Close to 3,000 people have been killed and more than 17,000 have been arrested in the two years that followed the Feb. 1, 2021, toppling of an elected government by the military.

‘Impossible to persuade them’

Observers in Myanmar, too, are pessimistic about Jokowi’s plan to send a military person to influence Sr. Gen. Min Aung Hlaing, the Burmese junta chief.

Nay Phone Latt, a spokesman for the National Unity Government (NUG), made up of democratically elected lawmakers who were ousted in the coup, said he recognized Indonesia’s effort to help but believed it would fail.

“I can’t think of any ways to reach an agreement with such aggressive military leaders,” he told Radio Free Asia (RFA), a news service affiliated with BenarNews.

“I think that Indonesia will learn in the future that they have failed to persuade the Myanmar military leaders.”

A Myanmar political and military analyst, Than Soe Naing, told RFA that Jokowi was “visionary and tactical.”

But Than Soe Naing was also skeptical about the outcome of the Indonesian president’s initiative, saying Myanmar’s ruling generals “have no sympathy for people’s desires or views, no political vision, [and] are ill-educated.”

“I think that it is impossible to persuade them to change.”

There is possibly one way to change the situation, according to Hunter S. Martson, a researcher on Asia at the Australian National University.
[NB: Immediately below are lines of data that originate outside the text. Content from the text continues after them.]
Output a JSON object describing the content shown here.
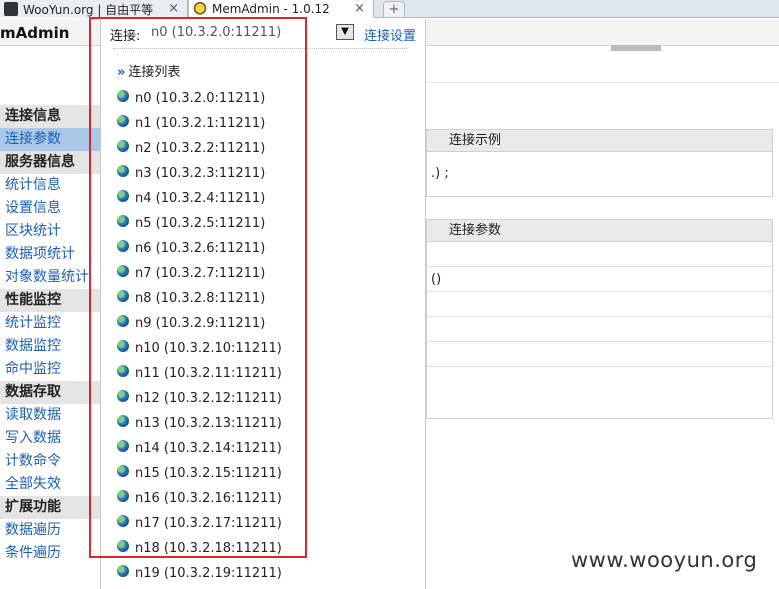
{
  "browser": {
    "tabs": [
      {
        "label": "WooYun.org | 自由平等"
      },
      {
        "label": "MemAdmin - 1.0.12"
      }
    ],
    "close_glyph": "×",
    "new_tab_glyph": "+"
  },
  "app": {
    "title": "mAdmin"
  },
  "sidebar": {
    "sections": [
      {
        "label": "连接信息",
        "items": [
          {
            "label": "连接参数",
            "active": true
          }
        ]
      },
      {
        "label": "服务器信息",
        "items": [
          {
            "label": "统计信息"
          },
          {
            "label": "设置信息"
          },
          {
            "label": "区块统计"
          },
          {
            "label": "数据项统计"
          },
          {
            "label": "对象数量统计"
          }
        ]
      },
      {
        "label": "性能监控",
        "items": [
          {
            "label": "统计监控"
          },
          {
            "label": "数据监控"
          },
          {
            "label": "命中监控"
          }
        ]
      },
      {
        "label": "数据存取",
        "items": [
          {
            "label": "读取数据"
          },
          {
            "label": "写入数据"
          },
          {
            "label": "计数命令"
          },
          {
            "label": "全部失效"
          }
        ]
      },
      {
        "label": "扩展功能",
        "items": [
          {
            "label": "数据遍历"
          },
          {
            "label": "条件遍历"
          }
        ]
      }
    ]
  },
  "dropdown": {
    "label": "连接:",
    "selected": "n0 (10.3.2.0:11211)",
    "arrow_glyph": "▼",
    "settings_label": "连接设置",
    "list_title_chevron": "»",
    "list_title": "连接列表",
    "connections": [
      "n0 (10.3.2.0:11211)",
      "n1 (10.3.2.1:11211)",
      "n2 (10.3.2.2:11211)",
      "n3 (10.3.2.3:11211)",
      "n4 (10.3.2.4:11211)",
      "n5 (10.3.2.5:11211)",
      "n6 (10.3.2.6:11211)",
      "n7 (10.3.2.7:11211)",
      "n8 (10.3.2.8:11211)",
      "n9 (10.3.2.9:11211)",
      "n10 (10.3.2.10:11211)",
      "n11 (10.3.2.11:11211)",
      "n12 (10.3.2.12:11211)",
      "n13 (10.3.2.13:11211)",
      "n14 (10.3.2.14:11211)",
      "n15 (10.3.2.15:11211)",
      "n16 (10.3.2.16:11211)",
      "n17 (10.3.2.17:11211)",
      "n18 (10.3.2.18:11211)",
      "n19 (10.3.2.19:11211)"
    ]
  },
  "content": {
    "example_panel": {
      "title": "连接示例",
      "code": ".) ;"
    },
    "params_panel": {
      "title": "连接参数",
      "rows": [
        "",
        "()",
        "",
        "",
        "",
        ""
      ]
    }
  },
  "watermark": "www.wooyun.org",
  "colors": {
    "highlight": "#e0262b",
    "link": "#1a5fb4",
    "active_item": "#a9c7e6"
  }
}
“The Indonesian general could be more influential if he delivers a strong message to the Myanmar junta that its ruinous policies are destabilizing the region and the military needs to abandon power or there will be consequences,” Marston told BenarNews.

Indonesia is unlikely to enforce economic sanctions, but it can make Myanmar’s situation difficult with the United Nations or within ASEAN, he said.

Marston said: “If the junta senses regional counterparts abandoning it, it might feel more pressure to reform.”

Pizaro Gozali Idrus in Jakarta and Radio Free Asia’s Burmese Service contributed to this report.